Putting The Intuition To Use

Phew! How does this help us? When we see an equation like this (from the Machine Learning class):

$\displaystyle{\[h_{\theta}(x)=\theta^Tx\] }$

I now have an instant feel of what's happening. In the first equation, we're treating $\theta$ (which is normally a set of data parameters) as a function, and passing in $x$ as an argument. This should give us a single value.

More complex derivations like this:

$\displaystyle{\[\theta=(X^TX)^{-1}X^Ty\]}$

can be worked through. In some cases it gets tricky because we store the data as rows (not columns) in the matrix, but now I have much better tools to follow along. You can start estimating when you'll get a single value, or when you'll get a "permutation grid" as a result.

Geometric scaling and linear composition have their place, but here I want to think about information. "The information in x is becoming a function, and we're passing itself as the parameter."

Long story short, don't get locked into a single intuition. Multiplication evolved from repeated addition, to scaling (decimals), to rotations (imaginary numbers), to "applying" one number to another (integrals), and so on.
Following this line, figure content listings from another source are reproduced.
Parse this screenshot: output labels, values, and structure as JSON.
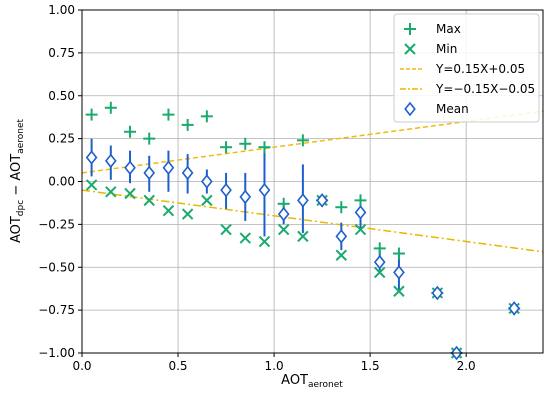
{
  "chart_data": {
    "type": "scatter",
    "xlabel": "AOT",
    "xlabel_sub": "aeronet",
    "ylabel_left": "AOT",
    "ylabel_sub1": "dpc",
    "ylabel_minus": " − AOT",
    "ylabel_sub2": "aeronet",
    "xlim": [
      0.0,
      2.4
    ],
    "ylim": [
      -1.0,
      1.0
    ],
    "xticks": [
      0.0,
      0.5,
      1.0,
      1.5,
      2.0
    ],
    "xtick_labels": [
      "0.0",
      "0.5",
      "1.0",
      "1.5",
      "2.0"
    ],
    "yticks": [
      -1.0,
      -0.75,
      -0.5,
      -0.25,
      0.0,
      0.25,
      0.5,
      0.75,
      1.0
    ],
    "ytick_labels": [
      "−1.00",
      "−0.75",
      "−0.50",
      "−0.25",
      "0.00",
      "0.25",
      "0.50",
      "0.75",
      "1.00"
    ],
    "grid": true,
    "legend_position": "top-right",
    "colors": {
      "max": "#1aaa6e",
      "min": "#1aaa6e",
      "upper_line": "#f2b90f",
      "lower_line": "#e6b800",
      "mean": "#1f5fcc"
    },
    "series": [
      {
        "name": "Max",
        "marker": "+",
        "points": [
          {
            "x": 0.05,
            "y": 0.39
          },
          {
            "x": 0.15,
            "y": 0.43
          },
          {
            "x": 0.25,
            "y": 0.29
          },
          {
            "x": 0.35,
            "y": 0.25
          },
          {
            "x": 0.45,
            "y": 0.39
          },
          {
            "x": 0.55,
            "y": 0.33
          },
          {
            "x": 0.65,
            "y": 0.38
          },
          {
            "x": 0.75,
            "y": 0.2
          },
          {
            "x": 0.85,
            "y": 0.22
          },
          {
            "x": 0.95,
            "y": 0.2
          },
          {
            "x": 1.05,
            "y": -0.13
          },
          {
            "x": 1.15,
            "y": 0.24
          },
          {
            "x": 1.35,
            "y": -0.15
          },
          {
            "x": 1.45,
            "y": -0.11
          },
          {
            "x": 1.55,
            "y": -0.39
          },
          {
            "x": 1.65,
            "y": -0.42
          }
        ]
      },
      {
        "name": "Min",
        "marker": "x",
        "points": [
          {
            "x": 0.05,
            "y": -0.02
          },
          {
            "x": 0.15,
            "y": -0.06
          },
          {
            "x": 0.25,
            "y": -0.07
          },
          {
            "x": 0.35,
            "y": -0.11
          },
          {
            "x": 0.45,
            "y": -0.17
          },
          {
            "x": 0.55,
            "y": -0.19
          },
          {
            "x": 0.65,
            "y": -0.11
          },
          {
            "x": 0.75,
            "y": -0.28
          },
          {
            "x": 0.85,
            "y": -0.33
          },
          {
            "x": 0.95,
            "y": -0.35
          },
          {
            "x": 1.05,
            "y": -0.28
          },
          {
            "x": 1.15,
            "y": -0.32
          },
          {
            "x": 1.35,
            "y": -0.43
          },
          {
            "x": 1.45,
            "y": -0.28
          },
          {
            "x": 1.55,
            "y": -0.53
          },
          {
            "x": 1.65,
            "y": -0.64
          }
        ]
      },
      {
        "name": "Y=0.15X+0.05",
        "line": "dashed",
        "points": [
          {
            "x": 0.0,
            "y": 0.05
          },
          {
            "x": 2.4,
            "y": 0.41
          }
        ]
      },
      {
        "name": "Y=−0.15X−0.05",
        "line": "dashdot",
        "points": [
          {
            "x": 0.0,
            "y": -0.05
          },
          {
            "x": 2.4,
            "y": -0.41
          }
        ]
      },
      {
        "name": "Mean",
        "marker": "diamond",
        "points": [
          {
            "x": 0.05,
            "y": 0.14,
            "err_lo": 0.03,
            "err_hi": 0.25
          },
          {
            "x": 0.15,
            "y": 0.12,
            "err_lo": 0.01,
            "err_hi": 0.21
          },
          {
            "x": 0.25,
            "y": 0.08,
            "err_lo": -0.01,
            "err_hi": 0.18
          },
          {
            "x": 0.35,
            "y": 0.05,
            "err_lo": -0.06,
            "err_hi": 0.15
          },
          {
            "x": 0.45,
            "y": 0.08,
            "err_lo": -0.06,
            "err_hi": 0.18
          },
          {
            "x": 0.55,
            "y": 0.05,
            "err_lo": -0.07,
            "err_hi": 0.16
          },
          {
            "x": 0.65,
            "y": 0.0,
            "err_lo": -0.07,
            "err_hi": 0.07
          },
          {
            "x": 0.75,
            "y": -0.05,
            "err_lo": -0.16,
            "err_hi": 0.05
          },
          {
            "x": 0.85,
            "y": -0.09,
            "err_lo": -0.23,
            "err_hi": 0.05
          },
          {
            "x": 0.95,
            "y": -0.05,
            "err_lo": -0.32,
            "err_hi": 0.2
          },
          {
            "x": 1.05,
            "y": -0.19,
            "err_lo": -0.25,
            "err_hi": -0.13
          },
          {
            "x": 1.15,
            "y": -0.11,
            "err_lo": -0.3,
            "err_hi": 0.1
          },
          {
            "x": 1.25,
            "y": -0.11,
            "err_lo": -0.11,
            "err_hi": -0.11
          },
          {
            "x": 1.35,
            "y": -0.32,
            "err_lo": -0.4,
            "err_hi": -0.24
          },
          {
            "x": 1.45,
            "y": -0.18,
            "err_lo": -0.28,
            "err_hi": -0.11
          },
          {
            "x": 1.55,
            "y": -0.47,
            "err_lo": -0.52,
            "err_hi": -0.4
          },
          {
            "x": 1.65,
            "y": -0.53,
            "err_lo": -0.64,
            "err_hi": -0.42
          },
          {
            "x": 1.85,
            "y": -0.65,
            "err_lo": -0.65,
            "err_hi": -0.65
          },
          {
            "x": 1.95,
            "y": -1.0,
            "err_lo": -1.0,
            "err_hi": -1.0
          },
          {
            "x": 2.25,
            "y": -0.74,
            "err_lo": -0.74,
            "err_hi": -0.74
          }
        ]
      }
    ],
    "extra_markers": [
      {
        "x": 1.25,
        "y": -0.11,
        "markers": [
          "+",
          "x"
        ]
      },
      {
        "x": 1.85,
        "y": -0.65,
        "markers": [
          "+",
          "x"
        ]
      },
      {
        "x": 1.95,
        "y": -1.0,
        "markers": [
          "+",
          "x"
        ]
      },
      {
        "x": 2.25,
        "y": -0.74,
        "markers": [
          "+",
          "x"
        ]
      }
    ]
  }
}
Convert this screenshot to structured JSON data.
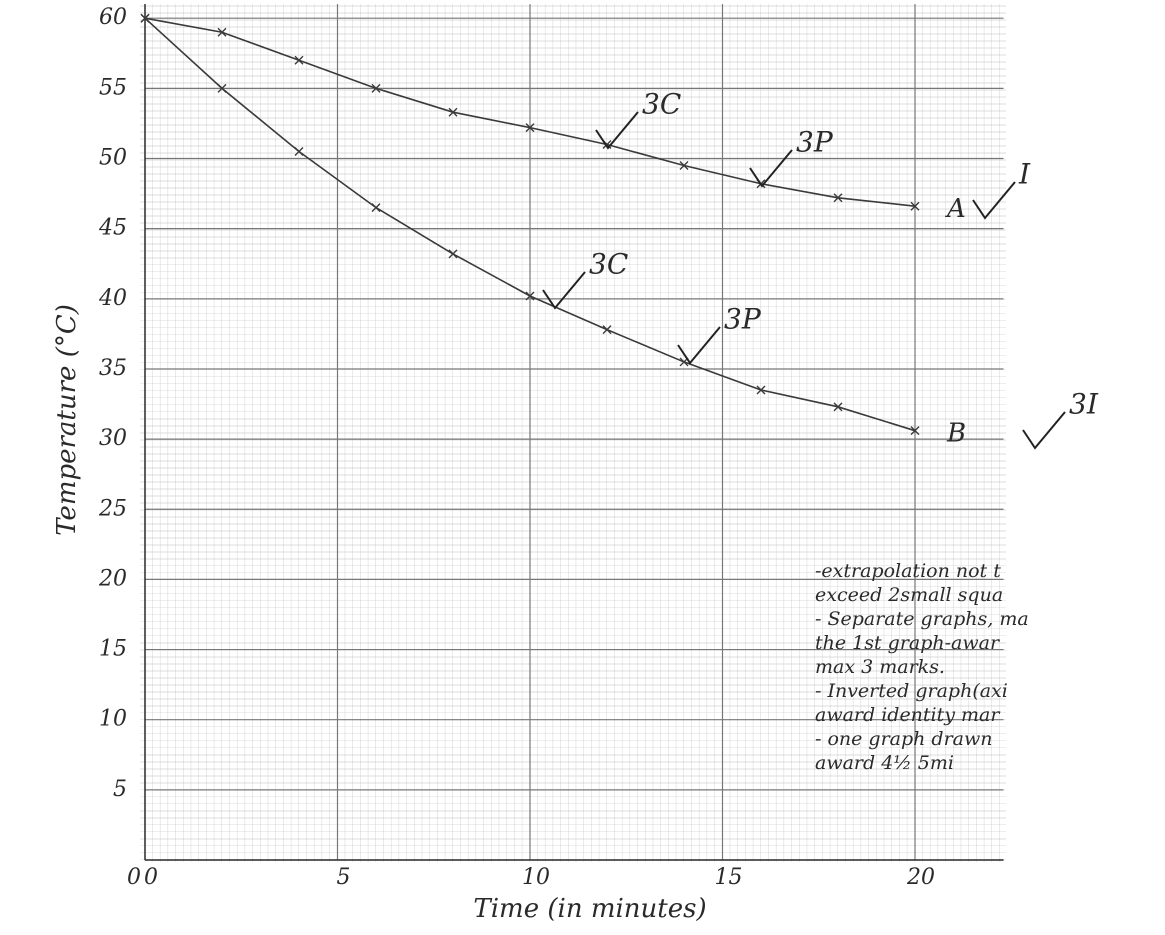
{
  "chart_data": {
    "type": "line",
    "x_label": "Time (in minutes)",
    "y_label": "Temperature (°C)",
    "x": [
      0,
      2,
      4,
      6,
      8,
      10,
      12,
      14,
      16,
      18,
      20
    ],
    "series": [
      {
        "name": "A",
        "color": "#3a3a3a",
        "values": [
          60,
          59,
          57,
          55,
          53.3,
          52.2,
          51,
          49.5,
          48.2,
          47.2,
          46.6
        ]
      },
      {
        "name": "B",
        "color": "#3a3a3a",
        "values": [
          60,
          55,
          50.5,
          46.5,
          43.2,
          40.2,
          37.8,
          35.5,
          33.5,
          32.3,
          30.6
        ]
      }
    ],
    "xlim": [
      0,
      22.3
    ],
    "ylim": [
      0,
      61
    ],
    "xticks": [
      0,
      5,
      10,
      15,
      20
    ],
    "yticks": [
      0,
      5,
      10,
      15,
      20,
      25,
      30,
      35,
      40,
      45,
      50,
      55,
      60
    ],
    "grid": true,
    "marks": [
      "3C",
      "3P",
      "I",
      "3C",
      "3P",
      "3I"
    ],
    "notes": [
      "-extrapolation not t",
      "exceed 2small squa",
      "- Separate graphs, ma",
      "the 1st graph-awar",
      "max 3 marks.",
      "- Inverted graph(axi",
      "award identity mar",
      "- one graph drawn",
      "award 4½ 5mi"
    ]
  }
}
Why not the same for matrix multiplication?

Happy math.

Appendix: What about the other combinations?

You may be curious why we can't use the other combinations, like x x or x' x'. Simply put, the parameters don't line up: we'd have functions expecting 3 inputs only being passed a single parameter, or functions expecting single inputs getting passed 3.

Appendix: Javascript Interpretation

The dot product x' * x could be seen as the following javascript command:

((x, y, z) => x*3 + y*4 + z*5)(3, 4, 5)

We define an anonymous function of 3 arguments, and immediately pass it 3 parameters. This returns 50 (the dot product: 3*3 + 4*4 + 5*5 = 50).

The math notation is super-compact, so we can simply write (in Octave/Matlab):

octave:2> [3 4 5] * [3 4 5]' ans = 50

Remember that [3 4 5] is the function and [3; 4; 5] or [3 4 5]' is how we'd write the data vector.

Appendix: ADEPT Method

This article came about from a TODO in my machine learning class notes that use the ADEPT Method:

I wanted to explain to myself — in plain English — why we wanted x' x and not the reverse. Now, in plain English: We're treating the information as a function, and passing the same info as the parameter.